The full proposal spans 51 pages (read it here), and follows that ten-year timeline by suggesting reforms and investments in the city’s correctional system with three broad goals: smaller, safer, and fairer jails. The first point — smaller jails — hinges on vast reductions in the city’s incarceration rate. The plan calls for a 25 percent reduction in the overall daily jail population in five years, from the current of 9,400 to 7,000. Then, in ten years, a plunge to 5,000. (For perspective, the daily jail population hovered around 20,000 in the 1990s, says the report.) The plan demands more efficient bail payments, diversion and recidivism programs, and ways to speed up case times, among other actions, to achieve this population reduction, though much hinges on New York City’s crime levels dropping even further from their record lows.

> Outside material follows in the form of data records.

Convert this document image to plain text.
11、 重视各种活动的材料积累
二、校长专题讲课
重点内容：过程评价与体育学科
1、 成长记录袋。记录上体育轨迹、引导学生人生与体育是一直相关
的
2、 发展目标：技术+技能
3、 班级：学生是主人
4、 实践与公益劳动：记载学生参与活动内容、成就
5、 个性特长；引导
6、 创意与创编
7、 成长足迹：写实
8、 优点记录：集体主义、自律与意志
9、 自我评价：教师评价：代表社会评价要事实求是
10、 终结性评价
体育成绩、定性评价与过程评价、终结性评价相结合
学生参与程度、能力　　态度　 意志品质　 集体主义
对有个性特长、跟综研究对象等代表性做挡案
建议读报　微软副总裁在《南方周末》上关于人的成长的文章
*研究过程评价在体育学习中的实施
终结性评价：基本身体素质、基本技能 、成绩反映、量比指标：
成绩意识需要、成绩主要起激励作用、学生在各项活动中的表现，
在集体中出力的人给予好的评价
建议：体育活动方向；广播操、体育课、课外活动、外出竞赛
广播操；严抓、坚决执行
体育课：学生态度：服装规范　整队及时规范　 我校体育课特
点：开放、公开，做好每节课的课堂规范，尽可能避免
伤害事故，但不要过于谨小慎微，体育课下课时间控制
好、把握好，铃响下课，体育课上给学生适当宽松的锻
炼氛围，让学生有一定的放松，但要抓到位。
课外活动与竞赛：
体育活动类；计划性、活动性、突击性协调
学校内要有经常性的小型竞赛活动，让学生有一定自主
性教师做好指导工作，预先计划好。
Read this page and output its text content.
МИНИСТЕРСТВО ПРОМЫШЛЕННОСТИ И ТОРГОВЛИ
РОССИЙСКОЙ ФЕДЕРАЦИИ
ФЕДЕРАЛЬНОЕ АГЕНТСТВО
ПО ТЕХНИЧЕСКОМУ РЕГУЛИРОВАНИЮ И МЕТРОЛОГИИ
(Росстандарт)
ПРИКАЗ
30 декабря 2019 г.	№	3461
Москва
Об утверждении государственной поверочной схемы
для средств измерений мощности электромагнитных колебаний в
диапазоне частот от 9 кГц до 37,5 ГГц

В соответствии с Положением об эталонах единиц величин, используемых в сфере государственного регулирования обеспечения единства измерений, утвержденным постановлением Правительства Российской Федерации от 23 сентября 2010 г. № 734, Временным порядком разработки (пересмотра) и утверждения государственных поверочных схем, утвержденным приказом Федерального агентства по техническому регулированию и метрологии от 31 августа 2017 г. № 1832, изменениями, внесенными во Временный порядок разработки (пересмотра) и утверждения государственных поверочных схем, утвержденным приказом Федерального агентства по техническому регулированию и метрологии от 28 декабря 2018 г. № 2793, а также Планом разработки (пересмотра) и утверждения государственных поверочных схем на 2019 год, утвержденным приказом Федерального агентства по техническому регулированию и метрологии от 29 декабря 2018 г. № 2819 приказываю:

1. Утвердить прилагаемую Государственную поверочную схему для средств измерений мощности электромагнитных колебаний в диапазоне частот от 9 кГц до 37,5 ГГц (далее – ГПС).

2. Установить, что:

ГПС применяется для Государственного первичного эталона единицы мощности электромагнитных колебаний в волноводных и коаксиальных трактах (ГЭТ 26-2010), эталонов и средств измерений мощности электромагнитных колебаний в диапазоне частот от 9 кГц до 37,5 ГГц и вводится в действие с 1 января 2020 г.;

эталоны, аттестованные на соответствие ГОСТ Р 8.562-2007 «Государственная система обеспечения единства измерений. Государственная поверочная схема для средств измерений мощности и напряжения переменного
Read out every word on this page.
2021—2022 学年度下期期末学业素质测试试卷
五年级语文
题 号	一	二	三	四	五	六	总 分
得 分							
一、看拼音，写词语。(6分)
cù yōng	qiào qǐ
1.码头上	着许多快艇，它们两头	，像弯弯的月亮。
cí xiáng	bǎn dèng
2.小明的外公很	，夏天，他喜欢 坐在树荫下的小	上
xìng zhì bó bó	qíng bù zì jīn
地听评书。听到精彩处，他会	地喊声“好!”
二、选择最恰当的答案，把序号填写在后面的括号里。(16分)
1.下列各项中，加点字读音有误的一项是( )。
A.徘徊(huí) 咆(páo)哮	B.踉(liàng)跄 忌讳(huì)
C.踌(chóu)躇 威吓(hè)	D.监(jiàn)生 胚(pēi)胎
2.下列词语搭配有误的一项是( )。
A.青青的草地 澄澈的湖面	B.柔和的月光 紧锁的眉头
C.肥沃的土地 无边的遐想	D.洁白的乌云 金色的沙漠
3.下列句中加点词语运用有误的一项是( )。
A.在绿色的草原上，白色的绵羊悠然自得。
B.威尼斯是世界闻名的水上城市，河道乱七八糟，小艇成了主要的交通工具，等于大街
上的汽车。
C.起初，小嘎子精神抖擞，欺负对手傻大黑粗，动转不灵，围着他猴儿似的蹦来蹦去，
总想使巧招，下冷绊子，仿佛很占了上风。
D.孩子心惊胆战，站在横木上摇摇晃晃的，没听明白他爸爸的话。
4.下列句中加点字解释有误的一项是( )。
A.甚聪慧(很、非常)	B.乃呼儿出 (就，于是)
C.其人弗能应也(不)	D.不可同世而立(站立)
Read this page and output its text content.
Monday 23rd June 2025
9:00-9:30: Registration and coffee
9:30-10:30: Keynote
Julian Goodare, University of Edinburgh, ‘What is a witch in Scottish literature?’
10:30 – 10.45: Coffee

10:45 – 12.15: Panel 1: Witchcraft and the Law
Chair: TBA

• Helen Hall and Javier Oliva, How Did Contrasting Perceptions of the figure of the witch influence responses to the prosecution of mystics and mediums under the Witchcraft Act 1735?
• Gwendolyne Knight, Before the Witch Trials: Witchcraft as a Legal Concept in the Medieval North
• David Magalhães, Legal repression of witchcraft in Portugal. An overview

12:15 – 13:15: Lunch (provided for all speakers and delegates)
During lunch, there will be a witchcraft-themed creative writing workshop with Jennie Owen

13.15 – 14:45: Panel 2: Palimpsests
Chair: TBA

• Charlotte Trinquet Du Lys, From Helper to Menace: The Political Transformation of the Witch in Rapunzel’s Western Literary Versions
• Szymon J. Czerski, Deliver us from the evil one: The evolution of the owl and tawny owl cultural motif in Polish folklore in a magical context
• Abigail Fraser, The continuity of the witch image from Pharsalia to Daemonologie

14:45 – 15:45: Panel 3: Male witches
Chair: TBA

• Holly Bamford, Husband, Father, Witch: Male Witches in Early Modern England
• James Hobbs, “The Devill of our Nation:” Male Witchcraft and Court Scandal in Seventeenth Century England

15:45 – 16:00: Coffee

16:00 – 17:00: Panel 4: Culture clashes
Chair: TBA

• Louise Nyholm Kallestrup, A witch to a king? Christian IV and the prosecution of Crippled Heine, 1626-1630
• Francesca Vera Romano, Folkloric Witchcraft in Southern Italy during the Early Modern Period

Reforms for safer jails will include moving all 16- and 17-year-olds off Rikers (a plan the city had proposed last year) and expanding dedicated units for mentally ill inmates. Much of this requires reinvesting back into Rikers to address its existing issues, and also renovating the city’s other existing jails. The report estimates this will come from about $1 billion budgeted in the Department of Corrections capital plan. Finally, to achieve fairer jails, the plan calls for educational and vocational curriculum, improved reentry programs, and greater support for corrections officers and jail staff.
De Blasio said in the plan’s introductory letter that this plan — or any plan to shutter Rikers — can’t be a quick fix. “This will be a long and difficult path,” he said. The proposal establishes an Implementation Task Force that includes the major players, from de Blasio to the city’s district attorneys to NYPD Commissioner James O’Neill to the yet-to-be-named Department of Corrections commissioner. (The task force still lists Joseph Ponte in the role, but he resigned last month amid a scandal.)
This ambitious plan borrows from the Rikers report issued by a blue-ribbon commission that was released as de Blasio announced his initial decision to close the jail. The centerpiece of that plan called for building smaller jails in each of the boroughs to replace Rikers, and that will likely have to be a huge part of de Blasio’s latest proposal. But the mayor’s road map largely dodges specific details, citing the city’s responsibility in “identifying and developing appropriate sites for new jails.” And that might be the greatest hurdle to shutting Rikers for good: New jails are imperative to any attempt to do that, but they’re bound to face fierce opposition from residents.